In Adam Sjöberg’s film I Am Sun Mu, Sun Mu is an artist and defector from North Korea who has exhibited throughout the world and is now about to hold his first solo exhibition in Beijing. The film is structured as a countdown starting two weeks previous to opening day, with Sun Mu arriving from South Korea at the home and studio of a fellow artist, Cui (Ch’oe in Korean), an ethnic Korean resident of the PRC who lives outside Beijing. The exhibition will be held without PRC supervision, but even so Sun Mu plans to keep a low profile throughout. “I work in hiding,” he says. “That’swhat makes art so fun.” And in the film his face is not revealed.
I Am Sun Mu (Na nǔn Sŏnmu ta) effectively employs a combination of images of Sun Mu’s artwork, archival footage, and interviews with Sun Mu, his wife Angela, and several colleagues to open a window onto the possibilities of artistic production in an environment in which Stalin infamously declared that literary artists are “engineers of the human spirit.”
Flashbacks reveal that Sun Mu grew up in rural North Korea believing steadfastly in his country until the 1990s famine following the death of Kim Il Sung. During his compulsory military service he was found to be talented in art and soon found himself turning out propagandistic artwork glorifying the sŏn’gun (“military first”) policy of the Kim Jong Il regime. Ultimately, though, hunger forced him to ford the river to China. He didn’t intend to leave North Korea forever; he simply wanted to eat at a time when fellow residents of his village were starving to death.
What surprised him most in China? The lights. Knowing that he would be returned to North Korea if detained in the PRC, he made his way to Laos, then to Thailand, the latter country a common way station for North Korean defectors bound for South Korea as their ultimate destination. Arriving in South Korea and determined to pursue a career in art, he was granted admission to Hongik University in Seoul, situated in a well-known arts district.
Emerging as the hero of the story is Liang Kegan, director of the Yuan Art Gallery in Beijing, where Sun Mu’s exhibition is to take place. A thoughtful and soft-spoken veteran of late 1989s activism in the PRC (the film contains brief footage of the iconic standoff between a lone protestor and a trio of tanks in Tiananmen Square), Liang is a champion of artistic freedom who yet realizes all too well the risks he is assuming in hosting an exhibition in which the floor at the entrance is overlaid with writing in hangǔl (the Korean alphabet) that includes the names of Kim Il Sung, his son and successor Kim Jong Il, and the grandson and current Supreme Leader, Kim Jong Un; viewers of the exhibition will thus be trampling the names of these godlike figures in order to access the galleries.
Liang is familiar with North Korean art and mentions that there is no contemporary art to speak of in North Korea.

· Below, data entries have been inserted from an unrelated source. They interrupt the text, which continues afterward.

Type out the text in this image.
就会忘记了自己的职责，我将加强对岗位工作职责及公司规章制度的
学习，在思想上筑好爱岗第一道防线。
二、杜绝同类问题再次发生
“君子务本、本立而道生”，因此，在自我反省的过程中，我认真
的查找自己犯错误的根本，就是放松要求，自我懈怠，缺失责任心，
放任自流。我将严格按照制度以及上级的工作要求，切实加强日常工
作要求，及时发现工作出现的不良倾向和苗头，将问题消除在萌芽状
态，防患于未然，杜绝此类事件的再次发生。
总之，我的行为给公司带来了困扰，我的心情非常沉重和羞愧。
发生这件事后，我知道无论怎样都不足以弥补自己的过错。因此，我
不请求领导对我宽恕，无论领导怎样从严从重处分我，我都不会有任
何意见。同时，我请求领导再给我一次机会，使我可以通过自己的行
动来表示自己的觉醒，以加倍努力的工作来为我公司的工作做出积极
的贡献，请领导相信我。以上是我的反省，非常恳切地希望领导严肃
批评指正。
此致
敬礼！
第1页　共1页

Art that is sanctioned by the North Korean regime, he adds, is reminiscent of PRC art of 40 years previous. Another Chinese colleague, asked how best to describe Sun Mu’s style, proposes “political pop art.” Sun Mu does not disagree, but makes it clear he wishes not to be confined by labels—a sentiment attested by his exceptional talent for facial expressions, especially in the smiling eyes of the children he portrays, an undeniable symbol of hope.
Tension builds as the truckful of Sun Mu’s artworks arrive at the Yuan Gallery and his paintings and installations begin to fill the walls of the empty, cavernous galleries; opening day approaches. Sun Mu’s good wife and two small daughters have flown in from Korea to join him. None plans to appear in person for the opening.
Not surprisingly, the exhibition does not end well. We are left, though, with positive images of two men united in their belief that through artistic production they may be able to effect positive change in their restrictive environments. Although Sun Mu’s exhibition was shut down and few people were able to attend, Liang reminds us that in China now, artists know there is a North Korean defector artist. Thanks to Adam Sjöberg and his team, it is now the world that knows of Sun Mu.